Consider, too, the death penalty. In recent years, six inmates on Pennsylvania's Death Row have been exonerated, including several from Philadelphia, but when Gov. Wolf wisely moved to clamp a moratorium on capital punishment, Williams filed a lawsuit to try to keep it in place. That's not to say there haven't been some reforms during Williams' tenure, some of it from the D.A., a lot of it thanks to outside pressure -- such as the decriminalization of pot, driven by City Hall. Most of it has been too little, or too late.
Maybe I'm fired up on this because I'm currently (and belatedly) reading Michelle Alexander's The New Jim Crow: Mass Incarceration in the Age of Colorblindness. It's arguably the most important U.S. book of the 21st Century; it shows how the so-called "war on drugs" was a pretext to rob Americans of our once-revered 4th Amendment rights that prevented illegal searches and seizures, and how that drug war targeted people of color to create a new form of social control that replaced Jim Crow segregation, and slavery before that.
America's district attorneys have been the front-line soldiers in this repulsive campaign -- overcharging defendants and filling the billions of dollars worth of new prisons with non-violent felons, often for small to middling drug-related offenses. And the politics have made it virtually impossible for anyone whose philosophy isn't locking lots of people up for as long as possible to win an election. It's now difficult to even imagine a D.A. who doesn't see his job as defending cops and other prosecutors, no matter how bad their mistakes. People who deserve a second chance, some people who are innocent, and their families have all suffered. Seth Williams didn't create that mess. But he's done next to nothing to make it better.
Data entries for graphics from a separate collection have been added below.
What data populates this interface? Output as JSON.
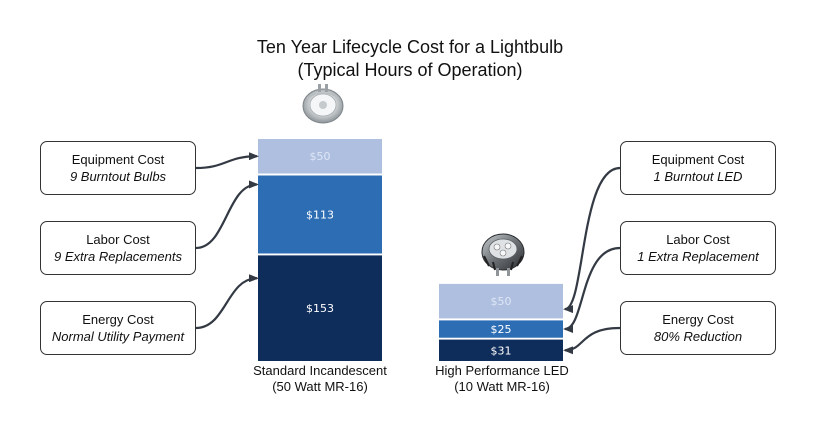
{
  "title": "Ten Year Lifecycle Cost for a Lightbulb",
  "subtitle": "(Typical Hours of Operation)",
  "colors": {
    "equipment": "#aebfe0",
    "labor": "#2c6db4",
    "energy": "#0f2d5b",
    "equipment_text": "#dde6f4",
    "bar_text": "#ffffff",
    "connector": "#333a44"
  },
  "icons": {
    "incandescent": "halogen-bulb-icon",
    "led": "led-bulb-icon"
  },
  "chart_data": {
    "type": "bar",
    "stacked": true,
    "categories": [
      "Standard Incandescent",
      "High Performance LED"
    ],
    "category_sublabels": [
      "(50 Watt MR-16)",
      "(10 Watt MR-16)"
    ],
    "series": [
      {
        "name": "Energy Cost",
        "values": [
          153,
          31
        ],
        "labels": [
          "$153",
          "$31"
        ]
      },
      {
        "name": "Labor Cost",
        "values": [
          113,
          25
        ],
        "labels": [
          "$113",
          "$25"
        ]
      },
      {
        "name": "Equipment Cost",
        "values": [
          50,
          50
        ],
        "labels": [
          "$50",
          "$50"
        ]
      }
    ],
    "title": "Ten Year Lifecycle Cost for a Lightbulb",
    "subtitle": "(Typical Hours of Operation)",
    "grid": false
  },
  "callouts": {
    "left": [
      {
        "title": "Equipment Cost",
        "detail": "9 Burntout Bulbs"
      },
      {
        "title": "Labor Cost",
        "detail": "9 Extra Replacements"
      },
      {
        "title": "Energy Cost",
        "detail": "Normal Utility Payment"
      }
    ],
    "right": [
      {
        "title": "Equipment Cost",
        "detail": "1 Burntout LED"
      },
      {
        "title": "Labor Cost",
        "detail": "1 Extra Replacement"
      },
      {
        "title": "Energy Cost",
        "detail": "80% Reduction"
      }
    ]
  }
}
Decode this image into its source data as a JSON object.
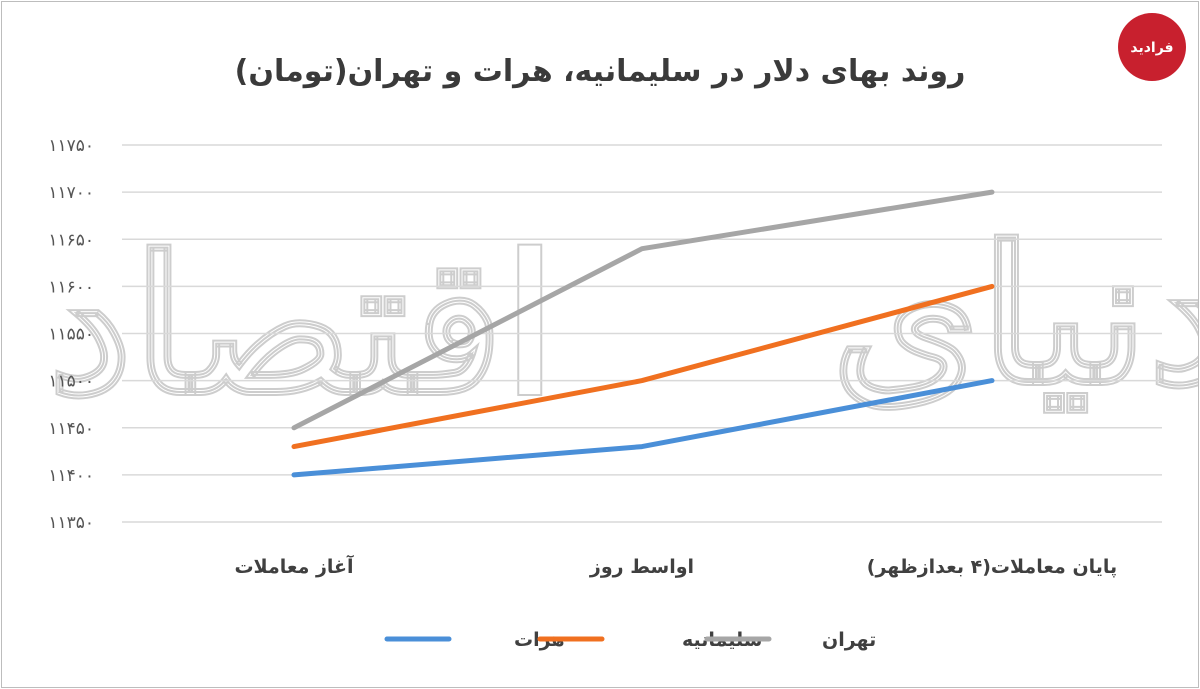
{
  "chart_data": {
    "type": "line",
    "title": "روند بهای دلار در سلیمانیه، هرات و تهران(تومان)",
    "categories": [
      "آغاز معاملات",
      "اواسط روز",
      "پایان معاملات(۴ بعدازظهر)"
    ],
    "y_ticks": [
      "۱۱۳۵۰",
      "۱۱۴۰۰",
      "۱۱۴۵۰",
      "۱۱۵۰۰",
      "۱۱۵۵۰",
      "۱۱۶۰۰",
      "۱۱۶۵۰",
      "۱۱۷۰۰",
      "۱۱۷۵۰"
    ],
    "ylim": [
      11350,
      11750
    ],
    "grid": true,
    "legend_position": "bottom",
    "series": [
      {
        "name": "هرات",
        "color": "#4a8fd8",
        "values": [
          11400,
          11430,
          11500
        ]
      },
      {
        "name": "سلیمانیه",
        "color": "#f07020",
        "values": [
          11430,
          11500,
          11600
        ]
      },
      {
        "name": "تهران",
        "color": "#a6a6a6",
        "values": [
          11450,
          11640,
          11700
        ]
      }
    ]
  },
  "watermark": {
    "text_left": "اقتصاد",
    "text_right": "دنیای"
  },
  "logo": {
    "text": "فرادید",
    "color": "#c8202e"
  }
}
As luck would have it, Philadelphia elects its district attorney in 2017. Normally, that's a slam dunk for the incumbent. But the crisis of Seth Williams' ethical failings may have also created an opportunity. Philadelphia desperately a new district attorney. But the city also needs a new kind of district attorney -- one who'll make ending the warped policies and the Anthony-Wright-type mistakes of the '80s, '90s, and '00s his or her top priority, and become a national role model in reversing the New Jim Crow. Just imagine such a person taking the oath in January 2018. And then, to steal a phrase, we'll get on our knees and pray we don't get fooled again.